Dès lors, l’employeur n’apporte pas la preuve qui lui incombe d’avoir satisfait à son obligation d’une recherche sérieuse et loyale d’un poste de reclassement.
Il convient donc de confirmer le jugement entrepris en ce qu’il a retenu que le licenciement de Madame I Y épouse X, prononcé en méconnaissance des dispositions relatives au reclassement du salarié déclaré inapte, était dépourvu de cause réelle et sérieuse.

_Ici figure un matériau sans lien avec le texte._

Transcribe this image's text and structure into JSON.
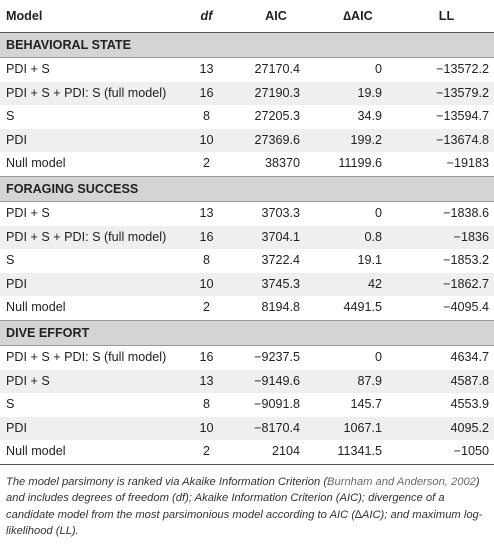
{
  "table": {
    "headers": {
      "model": "Model",
      "df": "df",
      "aic": "AIC",
      "daic": "∆AIC",
      "ll": "LL"
    },
    "sections": [
      {
        "title": "BEHAVIORAL STATE",
        "rows": [
          {
            "model": "PDI + S",
            "df": "13",
            "aic": "27170.4",
            "daic": "0",
            "ll": "−13572.2"
          },
          {
            "model": "PDI + S + PDI: S (full model)",
            "df": "16",
            "aic": "27190.3",
            "daic": "19.9",
            "ll": "−13579.2"
          },
          {
            "model": "S",
            "df": "8",
            "aic": "27205.3",
            "daic": "34.9",
            "ll": "−13594.7"
          },
          {
            "model": "PDI",
            "df": "10",
            "aic": "27369.6",
            "daic": "199.2",
            "ll": "−13674.8"
          },
          {
            "model": "Null model",
            "df": "2",
            "aic": "38370",
            "daic": "11199.6",
            "ll": "−19183"
          }
        ]
      },
      {
        "title": "FORAGING SUCCESS",
        "rows": [
          {
            "model": "PDI + S",
            "df": "13",
            "aic": "3703.3",
            "daic": "0",
            "ll": "−1838.6"
          },
          {
            "model": "PDI + S + PDI: S (full model)",
            "df": "16",
            "aic": "3704.1",
            "daic": "0.8",
            "ll": "−1836"
          },
          {
            "model": "S",
            "df": "8",
            "aic": "3722.4",
            "daic": "19.1",
            "ll": "−1853.2"
          },
          {
            "model": "PDI",
            "df": "10",
            "aic": "3745.3",
            "daic": "42",
            "ll": "−1862.7"
          },
          {
            "model": "Null model",
            "df": "2",
            "aic": "8194.8",
            "daic": "4491.5",
            "ll": "−4095.4"
          }
        ]
      },
      {
        "title": "DIVE EFFORT",
        "rows": [
          {
            "model": "PDI + S + PDI: S (full model)",
            "df": "16",
            "aic": "−9237.5",
            "daic": "0",
            "ll": "4634.7"
          },
          {
            "model": "PDI + S",
            "df": "13",
            "aic": "−9149.6",
            "daic": "87.9",
            "ll": "4587.8"
          },
          {
            "model": "S",
            "df": "8",
            "aic": "−9091.8",
            "daic": "145.7",
            "ll": "4553.9"
          },
          {
            "model": "PDI",
            "df": "10",
            "aic": "−8170.4",
            "daic": "1067.1",
            "ll": "4095.2"
          },
          {
            "model": "Null model",
            "df": "2",
            "aic": "2104",
            "daic": "11341.5",
            "ll": "−1050"
          }
        ]
      }
    ]
  },
  "caption": {
    "before": "The model parsimony is ranked via Akaike Information Criterion (",
    "cite": "Burnham and Anderson, 2002",
    "after": ") and includes degrees of freedom (df); Akaike Information Criterion (AIC); divergence of a candidate model from the most parsimonious model according to AIC (∆AIC); and maximum log-likelihood (LL)."
  }
}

C’est à bon droit que les premiers juges ont alloué à Madame Y épouse X, dont le salaire moyen était de 756,27 euros, les sommes de 4 537,62 euros à titre de dommages et intérêts pour licenciement sans cause réelle et sérieuse et de 250 euros en application de l’article 700 du code de procédure civile.
Les sommes dues à la salariée étant nées antérieurement à la procédure collective et résultant de l’inexécution par l’employeur de ses obligations contractuelles, il conviendra d’en fixer le montant au passif de la procédure collective de l’association SPASAD Aire-Sur-La-Lys, Isbergues et Z.
Le présent arrêt sera déclaré opposable à l’AGS dans les limites prévues aux articles L.3253-1 et suivants du code du travail et des plafonds prévus aux articles L.3253-17 et D.3253-5 du même code.
Par ailleurs, l’équité commande de condamner l’association SPASAD Aire-Sur-La-Lys, Isbergues et Z au paiement de la somme de 300 euros en application de l’article 700 du code de procédure civile.
L’association SPASAD Aire-Sur-La-Lys, Isbergues et Z qui succombe sera condamnée aux dépens.
PAR CES MOTIFS
La cour, statuant par arrêt contradictoire mis à disposition au greffe,
Confirme le jugement entrepris en toutes ses dispositions,
y ajoutant,
Fixe les créances visées par le jugement entrepris au passif de la procédure collective de l’association SPASAD Aire-Sur-La-Lys, Isbergues et Z,
Condamne l’association SPASAD Aire-Sur-La-Lys, Isbergues et Z à payer à Madame I Y épouse X la somme de 300 euros en application de l’article 700 du code de procédure civile,
Déboute les parties du surplus de leurs demandes,
Déclare le présent arrêt opposable à l’AGS – CGEA d’Amiens, qui sera tenu de garantir le paiement des sommes allouées à Madame I Y épouse X dans les limites légales et réglementaires de sa garantie résultant des dispositions des articles L.3253-17 et D. 3253-5 du code du travail, à l’exclusion des sommes allouées sur le fondement de l’article 700 du code de procédure civile et des dépens,
Condamne l’association SPASAD Aire-Sur-La-Lys, Isbergues et Z aux dépens d’appel.